Don Marti

Sun 17 Apr 2005 08:33:53 PM PDT

Little things count

Here is some random stuff to pay attention to in your next web site redesign.

Validation: does your CMS and/or templating system actually produce valid HTML? Better to check this while still roughing out the new site than to try to fix while in production.

Email addresses: is there a relevant contact address on every page? People write back and a lot of them have something useful to say. If they're writing to complain about your company, then eventually they will give up and post to a message board somewhere about how unresponsive your company is. And don't say you're hiding from spam -- "webmaster" will get a ton of spam anyway. Deal. If you run a storefront operation, you let people come in the door. If you run a net operation, you let people send you mail.

The "target" attribute on links is like telling your users you don't think they know which mouse button does what. And it totally messes up tabbed browsing. Let it go. If you're a control freak and want to control which windows pop up on other people's screens when, write non-web apps for a while to get it out of your system.

If the search doesn't work just make a "search this site with Google" form.

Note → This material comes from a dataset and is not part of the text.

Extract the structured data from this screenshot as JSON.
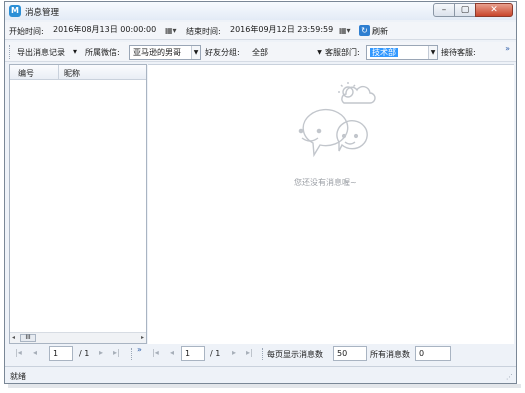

Even if it's not up to date, it's better than a broken search.

Make the layout "springy" where you can. Avoid explicit widths so that the pages will look good in a variety of browser window sizes.

Old URLs: Make a list of the pages to which you could possibly have incoming links -- usually that's every page on your site -- and set up a redirect for absolutely everything whose URL will change in the redesign. Not doing this is just throwing away your Google Juice. (For bonus points, automatically dump your old sitemap to Apache Redirect directives.)

Keep the actual markup in the pages simple and apply fonts, colors, and margins in CSS. The more complicated the markup, the longer it takes to download and the harder it will be to track down a validation error. Any browser too old to do CSS and PNG probably has a security hole anyway.